It would be useless to recur here to dried preparations, having given an example of them in the seventh chapter; nevertheless, as I then only indicated the injection of acetate of alumine, without making any observation, one of the results which I have attained by the simple sulphate, reported now, will be a useful confirmation of the process which I have given before. Distinguished men have examined the viscera and vessels of a subject injected for six months, and we shall see how satisfactory was the state of the organs after so long a period.
M. Professor Dumas, treating of the acetate of alumine in the lectures which he gives in the Polytechnic School, was led to refer to the application which I had successfully made of this salt, for the preservation of bodies. He requested me to lend him some preparations to show to the students of the school. I lost no time in sending him several specimens; I added the first body which I had injected with the solution of the simple sulphate at thirty degrees; it was the corpse of a fœtus that had only lived fifteen days. Injected six months ago, and abandoned to the air of my laboratory, this body had lost about one-half of its water of composition; the feet, the hands, the ears, were dried;—the face was covered with byssus,[16] but no trace of decomposition evinced an approaching dissolution of the organs.
On the next lecture, Cazalis asked me in what state the vessels ought to be found in this stage of the preservation. The subject, I remarked, is at your disposal, and you can satisfy yourself. He then opened the chest, placed the syphon in the aorta, and a fatty injection of about three hundred scruples was forced into the arterial system.
The injection having cooled, the subject was opened; the intestines were in a remarkable state of preservation, and the injection had penetrated them, as well as the brain, which was found in a healthy state. Finally, the brachial artery, followed in its divisions and subdivisions to the palm of the hand, was seen to be injected. Since this period, I often show this subject to persons who visit my laboratory; it is immersed in the preservative liquor, and I can submit it to the examination of anatomists, for whom facts only are important. Observations of this nature prove that I have given to anatomists the means of preservation which respond loudly to all the wants of the science; and it ought further to be remarked, that my experiments have been conducted under the most unfavourable circumstances. Indeed, for the trial of all the substances which I supposed possessed of preservative properties, I have chosen, as in the preceding case, fœtuses, as subjects the most disposed to fall into putrefaction, as in them animal matter is not completely formed, and they include a considerable quantity of water of composition, much geline, and very little muscular flesh. This method of proceeding has enabled me to dispense with numerous attempts, and to avoid deception. The aspect of fœtuses, and the intimate structure of their tissues vary little from each other; but the difference, very trifling for these subjects, is immense in men of advanced age; the temperament, and idiosyncrasy, which display themselves later, establish a thousand degrees, a thousand shades in the tendency to decomposition, and the subject which cedes most rapidly to dissolving causes, is scarcely on a par with new-born infants. This opinion, which can be established by facts, if necessary, convinces me, independently of my experiments, that all means proper for the preservation of infants, may, a priori, be supposed an excellent process for the preservation of all animal bodies.

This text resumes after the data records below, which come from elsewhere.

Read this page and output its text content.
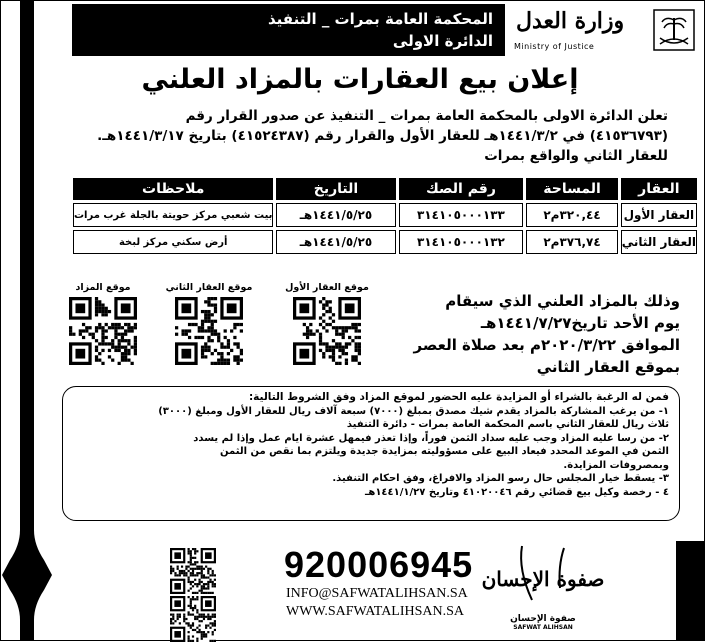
المحكمة العامة بمرات _ التنفيذ
الدائرة الاولى
وزارة العدل
Ministry of Justice
إعلان بيع العقارات بالمزاد العلني
تعلن الدائرة الاولى بالمحكمة العامة بمرات _ التنفيذ عن صدور القرار رقم
(٤١٥٣٦٧٩٣) في ١٤٤١/٣/٢هـ للعقار الأول والقرار رقم (٤١٥٢٤٣٨٧) بتاريخ ١٤٤١/٣/١٧هـ.
للعقار الثاني والواقع بمرات
العقار	المساحة	رقم الصك	التاريخ	ملاحظات
العقار الأول	٣٢٠,٤٤م٢	٣١٤١٠٥٠٠٠١٣٣	١٤٤١/٥/٢٥هـ	بيت شعبي مركز حويتة بالجلة غرب مرات
العقار الثاني	٣٧٦,٧٤م٢	٣١٤١٠٥٠٠٠١٣٢	١٤٤١/٥/٢٥هـ	أرض سكني مركز لبخة
موقع العقار الأول
موقع العقار الثاني
موقع المزاد
وذلك بالمزاد العلني الذي سيقام
يوم الأحد تاريخ١٤٤١/٧/٢٧هـ
الموافق ٢٠٢٠/٣/٢٢م بعد صلاة العصر
بموقع العقار الثاني
فمن له الرغبة بالشراء أو المزايدة عليه الحضور لموقع المزاد وفق الشروط التالية:
١- من يرغب المشاركة بالمزاد يقدم شيك مصدق بمبلغ (٧٠٠٠) سبعة آلاف ريال للعقار الأول ومبلغ (٣٠٠٠)
ثلاث ريال للعقار الثاني باسم المحكمة العامة بمرات - دائرة التنفيذ
٢- من رسا عليه المزاد وجب عليه سداد الثمن فوراً، وإذا تعذر فيمهل عشرة ايام عمل وإذا لم يسدد
الثمن في الموعد المحدد فيعاد البيع على مسؤوليته بمزايدة جديدة ويلتزم بما نقص من الثمن
وبمصروفات المزايدة.
٣- يسقط خيار المجلس حال رسو المزاد والافراغ، وفق احكام التنفيذ.
٤ - رخصة وكيل بيع قضائي رقم ٤١٠٢٠٠٤٦ وتاريخ ١٤٤١/١/٢٧هـ
920006945
INFO@SAFWATALIHSAN.SA
WWW.SAFWATALIHSAN.SA
صفوة الإحسان
صفوة الإحسان
SAFWAT ALIHSAN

I possess in my cabinet a dozen of fœtuses, injected at different periods with the acetate of alumine, or the simple sulphate, some preserved in the liquid, others abandoned to the air: on these pieces may be perceived the different phases, the various transformations produced by time and chemical agents on animal matters. Some of these subjects, prepared for more than a year, are in as favourable a state for anatomical study as on the day of their death; others, submitted to the action of the air, have become dried, and offer the appearance of the mummy of the sands.
3.—Embalming.
I have presented a history of embalming as complete as the nature of the case would admit; as a historian, I have investigated those sources most worthy of credit; I have collected all the documents of interest, and have used them as occasion required; observations and criticisms have lent their aid, either to enlighten or correct information, and admitted opinions: I have, above all, endeavoured to confine myself to scientific data. From the mummy of the sands to that obtained from the deuto-chloride of mercury, these two extreme points of my endeavours, this was the idea which prevailed, and directed the exposition of my subject. I shall not depart from this method in order to make known my work; I shall abstain from all conjecture on the duration of bodies embalmed by my process; here, too, I confine myself to facts, and to the deductions which are naturally derived from them.
I refer to the end of the sixth chapter for the advantages resulting from my processes compared with all others, and I resume the subject where I left it in the preceding chapter.
The acetate of alumine, and the simple sulphate, ought to be chosen in preference to all other dried substances for the preservation of bodies; these two salts can render to anatomists all desirable services; but the study of their action ought to be extended further for the purposes of the embalmer.
What happens, then, when a subject is injected with one of these two salts? They remain exposed to the thermometric and hygrometric variations of the air, and should undergo one of the following transformations; or rather, submitted to the action of a dry and free air, they rapidly dry; or preserved in a close and humid place, they become emaciated, blackened, and covered with mouldiness, without, however, experiencing putrid fermentation; they decompose like skin or tanned leather enclosed in a humid place, or beneath the earth. These transformations experienced by bodies thus prepared, were an obstacle to the application of my process to embalming.